La libertà non è la possibilità di scegliere tra il bene o il male, ma la capacità della volontà di tendere al bene, e in primis a Dio, sommo bene dell’uomo. Il fondamento delle scelte dell’uomo non può essere il principio di autodeterminazione, ma solo quello, ontologico, di una legge naturale oggettiva, scritta nella realtà e conforme alla ragione e al bene. La violazione di questa legge è in sé un male e l’uomo ha il dovere di scegliere il bene e non ha nessun diritto a scegliere il male.  Per questa ragione, ancora, nella enciclica Evangelium Vitae Giovanni Paolo II spiega che i cattolici devono considerare la 194 come una legge ”iniqua” priva “di validità giuridica” perché “quando una legge civile legittima l’aborto o l’eutanasia, cessa per ciò stesso, di essere una vera legge civile, moralmente obbligante” (n. 72).

Stupisce dunque che la “libertà di scelta” della donna sia lo slogan inalberato da gruppi e individui del mondo pro-life, per combattere l’aborto. Il termine “scegliere la vita” è un errore non solo lessicale, ma concettuale. La parola scelta rimanda infatti ad un atto di volontà per il quale è possibile preferire una tesi rispetto ad un’altra, come se entrambe fossero legittime, senza alcun riferimento a una legge che le trascenda. In realtà il male intrinseco dell’aborto sta proprio nella violazione della legge morale che proibisce di uccidere l’innocente e questo male non costituisce un’alternativa lecita alla scelta di lasciar vivere l’innocente.

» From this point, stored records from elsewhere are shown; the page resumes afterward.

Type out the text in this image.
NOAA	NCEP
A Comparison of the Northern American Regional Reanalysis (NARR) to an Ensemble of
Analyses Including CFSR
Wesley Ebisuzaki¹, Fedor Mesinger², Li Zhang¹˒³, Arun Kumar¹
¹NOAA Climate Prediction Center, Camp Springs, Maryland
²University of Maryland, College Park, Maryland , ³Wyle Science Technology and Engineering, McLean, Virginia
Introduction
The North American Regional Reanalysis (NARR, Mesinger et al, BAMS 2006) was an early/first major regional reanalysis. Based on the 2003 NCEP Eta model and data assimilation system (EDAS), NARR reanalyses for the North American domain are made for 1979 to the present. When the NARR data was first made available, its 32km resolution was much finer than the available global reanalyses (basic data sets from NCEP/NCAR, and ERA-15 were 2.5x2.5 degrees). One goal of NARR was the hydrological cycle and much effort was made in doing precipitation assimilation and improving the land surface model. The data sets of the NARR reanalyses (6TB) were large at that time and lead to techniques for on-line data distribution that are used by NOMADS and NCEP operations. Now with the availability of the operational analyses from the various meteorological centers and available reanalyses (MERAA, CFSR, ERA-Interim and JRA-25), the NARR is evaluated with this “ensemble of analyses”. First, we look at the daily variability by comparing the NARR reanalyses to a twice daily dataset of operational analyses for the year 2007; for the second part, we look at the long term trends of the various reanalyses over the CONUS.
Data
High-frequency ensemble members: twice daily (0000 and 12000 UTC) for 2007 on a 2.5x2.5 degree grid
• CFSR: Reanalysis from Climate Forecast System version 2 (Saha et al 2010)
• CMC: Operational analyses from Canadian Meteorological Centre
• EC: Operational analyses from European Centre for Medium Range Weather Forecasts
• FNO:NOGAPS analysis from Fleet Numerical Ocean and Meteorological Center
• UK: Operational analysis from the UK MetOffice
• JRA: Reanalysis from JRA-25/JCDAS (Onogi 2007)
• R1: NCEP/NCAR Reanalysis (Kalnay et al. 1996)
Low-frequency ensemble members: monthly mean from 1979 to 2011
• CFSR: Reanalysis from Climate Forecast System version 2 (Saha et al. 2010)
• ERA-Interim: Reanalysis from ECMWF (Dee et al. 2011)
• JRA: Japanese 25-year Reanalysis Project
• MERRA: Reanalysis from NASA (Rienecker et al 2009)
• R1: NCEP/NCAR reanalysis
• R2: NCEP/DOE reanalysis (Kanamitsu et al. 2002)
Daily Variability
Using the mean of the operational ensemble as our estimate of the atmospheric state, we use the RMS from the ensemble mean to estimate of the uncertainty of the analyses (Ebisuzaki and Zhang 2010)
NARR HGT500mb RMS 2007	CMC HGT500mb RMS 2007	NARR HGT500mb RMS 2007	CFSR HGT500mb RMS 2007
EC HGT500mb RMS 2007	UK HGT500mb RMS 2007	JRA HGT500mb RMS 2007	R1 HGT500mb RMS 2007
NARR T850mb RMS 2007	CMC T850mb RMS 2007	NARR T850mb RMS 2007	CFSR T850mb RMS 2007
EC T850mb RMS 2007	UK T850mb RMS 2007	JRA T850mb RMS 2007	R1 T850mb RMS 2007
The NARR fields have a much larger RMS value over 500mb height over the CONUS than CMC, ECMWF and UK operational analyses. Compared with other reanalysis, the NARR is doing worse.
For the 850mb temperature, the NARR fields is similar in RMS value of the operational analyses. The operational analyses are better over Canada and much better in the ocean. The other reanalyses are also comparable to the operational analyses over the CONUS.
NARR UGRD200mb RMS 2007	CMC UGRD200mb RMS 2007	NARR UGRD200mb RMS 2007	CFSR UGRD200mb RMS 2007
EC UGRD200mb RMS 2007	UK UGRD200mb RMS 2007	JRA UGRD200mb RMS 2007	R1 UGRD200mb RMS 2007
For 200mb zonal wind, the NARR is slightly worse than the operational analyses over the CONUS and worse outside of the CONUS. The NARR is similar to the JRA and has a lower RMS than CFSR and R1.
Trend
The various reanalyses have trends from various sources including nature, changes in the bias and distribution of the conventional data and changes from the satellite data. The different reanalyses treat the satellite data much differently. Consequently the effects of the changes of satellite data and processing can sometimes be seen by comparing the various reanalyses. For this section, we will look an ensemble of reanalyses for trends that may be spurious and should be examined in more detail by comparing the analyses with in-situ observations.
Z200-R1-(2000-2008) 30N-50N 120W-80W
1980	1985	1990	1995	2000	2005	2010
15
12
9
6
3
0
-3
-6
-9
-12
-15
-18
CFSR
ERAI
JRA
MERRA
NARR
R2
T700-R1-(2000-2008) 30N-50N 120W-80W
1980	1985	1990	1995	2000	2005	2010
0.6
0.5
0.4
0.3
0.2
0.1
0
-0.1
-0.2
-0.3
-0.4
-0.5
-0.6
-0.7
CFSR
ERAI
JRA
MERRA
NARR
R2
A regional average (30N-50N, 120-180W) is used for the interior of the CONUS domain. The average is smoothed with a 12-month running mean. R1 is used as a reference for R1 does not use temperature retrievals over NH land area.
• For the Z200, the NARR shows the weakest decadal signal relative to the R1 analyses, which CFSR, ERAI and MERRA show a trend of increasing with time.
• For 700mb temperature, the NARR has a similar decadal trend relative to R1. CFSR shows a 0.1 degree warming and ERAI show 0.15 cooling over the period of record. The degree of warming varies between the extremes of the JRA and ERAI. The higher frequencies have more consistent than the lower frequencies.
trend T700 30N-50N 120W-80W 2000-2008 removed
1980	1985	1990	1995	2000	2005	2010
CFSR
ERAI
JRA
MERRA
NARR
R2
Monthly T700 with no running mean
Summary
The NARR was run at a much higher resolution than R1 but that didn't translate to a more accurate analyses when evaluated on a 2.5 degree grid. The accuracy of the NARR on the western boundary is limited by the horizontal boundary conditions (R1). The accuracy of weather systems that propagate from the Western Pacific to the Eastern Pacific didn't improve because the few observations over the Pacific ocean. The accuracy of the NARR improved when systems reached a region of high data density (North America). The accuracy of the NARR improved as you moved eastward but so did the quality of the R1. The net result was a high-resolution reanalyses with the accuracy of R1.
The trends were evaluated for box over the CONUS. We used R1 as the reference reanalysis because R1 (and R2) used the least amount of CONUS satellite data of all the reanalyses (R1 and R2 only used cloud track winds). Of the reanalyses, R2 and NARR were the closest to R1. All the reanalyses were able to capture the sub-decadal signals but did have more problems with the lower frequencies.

Affermare il diritto di scegliere la vita significa, implicitamente, ammettere che esiste il diritto a rinunciare alla vita. Ma il diritto alla morte non esiste e il diritto alla vita non è una scelta, ma un obbligo morale. La vita, infatti, non si sceglie, ma si riceve: non è una scelta, ma un dono. La vita è un dono al di là della nostra volontà di viverla o di rinunciarvi, un dono gratuito di Dio, che non ci appartiene e che raggiungerà il suo pieno compimento nell’eternità, come afferma Giovanni Paolo II nella Evangelium Vitae, ricordando le parole del Vangelo (cf. 1 Gv 3, 1-2) e quelle della Sacra Scrittura: “Dono del Signore sono i figli, è sua grazia il frutto del grembo” (Sal 127/126, 3; cf. Sal 128/127, 3-4). 

La parola scelta rimanda all’autodeterminazione dell’uomo, escludendo o ignorando l’esistenza di una legge morale che obbliga l’uomo. Ma questa legge morale rappresenta l’unica barriera invalicabile che possiamo opporre alle forze rivoluzionarie che oggi aggrediscono la nostra civiltà. La battaglia, altrimenti, si sposta sul piano dei diritti soggettivi e, di conseguenza sul piano dei rapporti di forza politici, e conduce inevitabilmente alla sconfitta, perché solo la Verità e il Bene, nella loro purezza e integralità, sono destinati a vincere, nel tempo e nell’eternità.